Music Room = Guitar/Keyboard learning and music listening.
and i want to use relaxing colors. like.. light purple.. light green..
no black, red, orange etc. plzz


----------



## damngoodman999 (Sep 13, 2009)

Rockstar11 said:


> No Home theater effect.
> Music Room = Guitar/Keyboard learning and music listening.
> and i want to use relaxing colors. like.. light purple.. light green..
> no black, red, orange etc. plzz



Wow thats awesome thing , u wana take out in listening the music - i too had a problem wen painting my room , i too like the atmosphere wen hearing music  - go green with sky blue & wat abt the wall lamps do u have ??


----------



## Rockstar11 (Sep 13, 2009)

no wall lamps right now.. 
only Tube light


----------



## Cool G5 (Sep 13, 2009)

According to analysts, REd & Orange shades bring out creativity.
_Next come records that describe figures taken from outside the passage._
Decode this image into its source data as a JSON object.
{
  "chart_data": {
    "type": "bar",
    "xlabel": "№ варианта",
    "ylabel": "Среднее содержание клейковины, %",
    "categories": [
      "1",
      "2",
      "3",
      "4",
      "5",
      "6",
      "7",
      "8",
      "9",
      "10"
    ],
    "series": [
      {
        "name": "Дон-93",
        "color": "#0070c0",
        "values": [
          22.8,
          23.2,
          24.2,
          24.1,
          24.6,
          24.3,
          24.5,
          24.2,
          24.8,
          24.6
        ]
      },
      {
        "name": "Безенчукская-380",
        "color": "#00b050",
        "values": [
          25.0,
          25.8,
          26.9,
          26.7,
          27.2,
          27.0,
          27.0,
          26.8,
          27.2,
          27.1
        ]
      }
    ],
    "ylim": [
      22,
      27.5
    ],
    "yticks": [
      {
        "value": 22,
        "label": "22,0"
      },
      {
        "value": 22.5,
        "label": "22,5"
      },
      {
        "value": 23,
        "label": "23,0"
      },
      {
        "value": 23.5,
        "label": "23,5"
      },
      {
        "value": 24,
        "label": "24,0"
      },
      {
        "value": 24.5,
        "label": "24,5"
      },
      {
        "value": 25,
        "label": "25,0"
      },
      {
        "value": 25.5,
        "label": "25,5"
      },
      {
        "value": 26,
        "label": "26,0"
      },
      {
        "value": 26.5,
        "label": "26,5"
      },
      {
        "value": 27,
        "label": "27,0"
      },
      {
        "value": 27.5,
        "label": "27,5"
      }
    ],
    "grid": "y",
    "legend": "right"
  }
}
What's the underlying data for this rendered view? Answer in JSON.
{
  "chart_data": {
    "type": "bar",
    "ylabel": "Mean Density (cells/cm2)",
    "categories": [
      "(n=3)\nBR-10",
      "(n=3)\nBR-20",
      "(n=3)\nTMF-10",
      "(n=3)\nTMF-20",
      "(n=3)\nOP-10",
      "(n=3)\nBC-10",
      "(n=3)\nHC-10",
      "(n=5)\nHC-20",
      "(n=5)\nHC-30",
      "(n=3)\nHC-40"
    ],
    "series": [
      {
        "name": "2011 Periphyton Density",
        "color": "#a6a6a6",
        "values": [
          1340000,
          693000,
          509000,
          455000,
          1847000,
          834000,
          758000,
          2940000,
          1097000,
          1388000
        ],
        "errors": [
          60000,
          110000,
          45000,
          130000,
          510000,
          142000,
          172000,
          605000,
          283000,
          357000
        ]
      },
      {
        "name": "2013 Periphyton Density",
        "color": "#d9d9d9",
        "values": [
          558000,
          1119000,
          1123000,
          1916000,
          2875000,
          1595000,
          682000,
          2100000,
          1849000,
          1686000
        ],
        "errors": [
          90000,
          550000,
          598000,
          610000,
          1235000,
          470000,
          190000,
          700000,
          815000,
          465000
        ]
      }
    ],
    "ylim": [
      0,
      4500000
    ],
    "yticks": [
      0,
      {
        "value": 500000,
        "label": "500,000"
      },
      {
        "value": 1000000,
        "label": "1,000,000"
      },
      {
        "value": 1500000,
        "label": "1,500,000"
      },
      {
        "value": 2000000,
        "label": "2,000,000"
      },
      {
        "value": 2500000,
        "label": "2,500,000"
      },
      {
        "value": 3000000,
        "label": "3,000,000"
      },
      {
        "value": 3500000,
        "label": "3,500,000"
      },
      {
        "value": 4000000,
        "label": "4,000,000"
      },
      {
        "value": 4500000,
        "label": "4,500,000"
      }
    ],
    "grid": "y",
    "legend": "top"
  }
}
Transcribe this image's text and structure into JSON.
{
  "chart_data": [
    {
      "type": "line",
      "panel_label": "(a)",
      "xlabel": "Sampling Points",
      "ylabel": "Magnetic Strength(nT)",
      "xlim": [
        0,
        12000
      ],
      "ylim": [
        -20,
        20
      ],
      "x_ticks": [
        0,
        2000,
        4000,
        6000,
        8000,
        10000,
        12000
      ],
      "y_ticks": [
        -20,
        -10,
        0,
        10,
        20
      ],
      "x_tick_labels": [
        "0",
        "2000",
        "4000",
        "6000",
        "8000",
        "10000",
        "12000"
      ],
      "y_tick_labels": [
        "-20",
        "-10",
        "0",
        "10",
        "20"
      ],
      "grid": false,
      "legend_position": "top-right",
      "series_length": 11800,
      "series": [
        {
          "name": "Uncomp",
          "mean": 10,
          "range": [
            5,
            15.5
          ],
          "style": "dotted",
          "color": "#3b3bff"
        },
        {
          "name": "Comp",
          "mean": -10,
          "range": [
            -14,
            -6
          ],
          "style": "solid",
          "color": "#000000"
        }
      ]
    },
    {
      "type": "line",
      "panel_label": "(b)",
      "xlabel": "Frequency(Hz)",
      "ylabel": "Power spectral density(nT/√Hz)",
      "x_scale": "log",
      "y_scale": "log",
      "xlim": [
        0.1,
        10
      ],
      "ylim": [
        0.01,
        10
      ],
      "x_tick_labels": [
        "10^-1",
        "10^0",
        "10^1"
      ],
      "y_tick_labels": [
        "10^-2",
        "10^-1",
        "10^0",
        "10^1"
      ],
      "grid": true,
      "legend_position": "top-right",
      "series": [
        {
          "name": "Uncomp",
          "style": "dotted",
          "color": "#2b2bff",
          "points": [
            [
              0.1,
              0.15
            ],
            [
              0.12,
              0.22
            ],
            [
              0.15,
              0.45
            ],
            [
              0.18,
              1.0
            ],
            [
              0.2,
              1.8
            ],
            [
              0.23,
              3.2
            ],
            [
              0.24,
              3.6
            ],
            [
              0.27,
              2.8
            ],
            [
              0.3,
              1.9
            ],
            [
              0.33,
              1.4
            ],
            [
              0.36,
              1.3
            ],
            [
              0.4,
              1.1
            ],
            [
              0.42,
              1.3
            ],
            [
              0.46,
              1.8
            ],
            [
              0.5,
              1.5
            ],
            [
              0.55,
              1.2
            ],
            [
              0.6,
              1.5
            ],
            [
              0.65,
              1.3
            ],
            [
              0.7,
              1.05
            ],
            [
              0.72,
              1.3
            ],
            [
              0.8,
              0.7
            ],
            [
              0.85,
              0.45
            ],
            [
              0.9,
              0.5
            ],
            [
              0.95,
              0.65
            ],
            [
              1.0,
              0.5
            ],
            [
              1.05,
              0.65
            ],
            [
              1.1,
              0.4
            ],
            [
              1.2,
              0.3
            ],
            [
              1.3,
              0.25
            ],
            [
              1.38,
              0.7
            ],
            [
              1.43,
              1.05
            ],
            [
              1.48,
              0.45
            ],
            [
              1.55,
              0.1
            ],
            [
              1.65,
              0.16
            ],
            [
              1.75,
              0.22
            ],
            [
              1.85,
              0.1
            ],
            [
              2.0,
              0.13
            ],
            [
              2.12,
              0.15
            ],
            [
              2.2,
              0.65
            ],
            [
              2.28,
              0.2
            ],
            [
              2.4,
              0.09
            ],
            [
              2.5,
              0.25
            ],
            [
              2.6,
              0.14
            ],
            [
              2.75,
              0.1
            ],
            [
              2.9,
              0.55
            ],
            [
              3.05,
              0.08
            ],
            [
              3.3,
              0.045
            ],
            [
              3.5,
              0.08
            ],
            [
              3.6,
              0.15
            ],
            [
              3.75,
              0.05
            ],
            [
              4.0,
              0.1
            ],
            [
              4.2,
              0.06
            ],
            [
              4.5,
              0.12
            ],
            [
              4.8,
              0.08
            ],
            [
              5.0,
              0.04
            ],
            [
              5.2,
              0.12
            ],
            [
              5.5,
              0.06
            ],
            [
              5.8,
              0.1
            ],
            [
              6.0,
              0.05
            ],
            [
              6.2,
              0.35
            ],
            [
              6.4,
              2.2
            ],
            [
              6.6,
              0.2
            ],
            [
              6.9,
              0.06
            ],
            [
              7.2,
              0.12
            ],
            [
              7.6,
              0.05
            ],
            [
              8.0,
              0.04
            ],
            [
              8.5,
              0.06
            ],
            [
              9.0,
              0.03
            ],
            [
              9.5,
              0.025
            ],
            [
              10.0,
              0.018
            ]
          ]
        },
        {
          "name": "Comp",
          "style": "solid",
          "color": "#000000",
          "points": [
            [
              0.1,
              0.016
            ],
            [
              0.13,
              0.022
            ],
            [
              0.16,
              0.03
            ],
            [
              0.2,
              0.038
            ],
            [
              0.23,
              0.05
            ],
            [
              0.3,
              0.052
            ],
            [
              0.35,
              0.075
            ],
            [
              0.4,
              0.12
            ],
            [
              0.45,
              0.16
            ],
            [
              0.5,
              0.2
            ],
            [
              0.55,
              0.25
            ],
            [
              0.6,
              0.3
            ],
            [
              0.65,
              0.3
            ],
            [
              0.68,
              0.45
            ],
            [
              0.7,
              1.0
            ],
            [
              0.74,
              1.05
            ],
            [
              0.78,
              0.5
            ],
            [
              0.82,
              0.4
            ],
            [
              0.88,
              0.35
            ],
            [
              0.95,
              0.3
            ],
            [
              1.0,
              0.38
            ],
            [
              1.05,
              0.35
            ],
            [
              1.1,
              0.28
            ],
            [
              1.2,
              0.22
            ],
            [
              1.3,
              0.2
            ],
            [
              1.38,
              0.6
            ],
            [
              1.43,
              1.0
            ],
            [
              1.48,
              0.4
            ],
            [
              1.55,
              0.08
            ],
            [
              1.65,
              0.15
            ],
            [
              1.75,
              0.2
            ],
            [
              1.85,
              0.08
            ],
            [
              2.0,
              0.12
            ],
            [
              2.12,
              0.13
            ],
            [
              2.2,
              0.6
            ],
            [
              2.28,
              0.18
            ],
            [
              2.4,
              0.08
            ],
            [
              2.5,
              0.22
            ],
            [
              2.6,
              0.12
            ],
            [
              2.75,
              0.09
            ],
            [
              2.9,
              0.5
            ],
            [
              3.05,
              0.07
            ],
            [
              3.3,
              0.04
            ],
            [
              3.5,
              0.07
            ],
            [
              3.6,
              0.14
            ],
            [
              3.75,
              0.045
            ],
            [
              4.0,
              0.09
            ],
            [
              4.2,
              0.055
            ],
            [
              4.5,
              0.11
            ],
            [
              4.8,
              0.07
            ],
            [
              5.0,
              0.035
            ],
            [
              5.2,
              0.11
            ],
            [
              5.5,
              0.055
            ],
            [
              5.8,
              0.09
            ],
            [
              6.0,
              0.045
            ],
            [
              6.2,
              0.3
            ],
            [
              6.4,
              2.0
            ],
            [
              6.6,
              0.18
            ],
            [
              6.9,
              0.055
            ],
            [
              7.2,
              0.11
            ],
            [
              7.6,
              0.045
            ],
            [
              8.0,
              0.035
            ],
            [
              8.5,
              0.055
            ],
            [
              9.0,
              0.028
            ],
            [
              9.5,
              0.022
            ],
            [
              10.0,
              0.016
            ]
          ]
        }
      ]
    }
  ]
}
Yellow is for passion.
I would advise you a sunset yellow which will be light enough & not too dark. It should do fine.

If you're strictly against Red, Yellow Or Orange then go for Light Green.


----------



## damngoodman999 (Sep 13, 2009)

^^ yellow & orange looks classy , but relaxing & fresh mind some fresh colors are needed for him


----------



## Krow (Sep 14, 2009)

Why not orange as in vermillion?


----------



## thewisecrab (Sep 14, 2009)

IMO it shouldn't matter really. If you are musically inclined, you should (and will) be able to create notes wherever you are.

Even So, go for light colours that are easy on the eye.


----------



## Cool G5 (Sep 14, 2009)

I think Lavender should be good too unless you start thinking its too feminine.


----------



## Anorion (Sep 14, 2009)

Blue. Dark Blue if possible.


----------



## ratedrsuperstar (Sep 18, 2009)

go with the indie color.cream white


----------



## iinfi (Sep 18, 2009)

*th05.deviantart.net/fs19/300W/i/2007/296/e/3/___VIBGYOR___EXTREME_PACK____by_anuranjanbhatia.jpg

 

for rock n metal ...


----------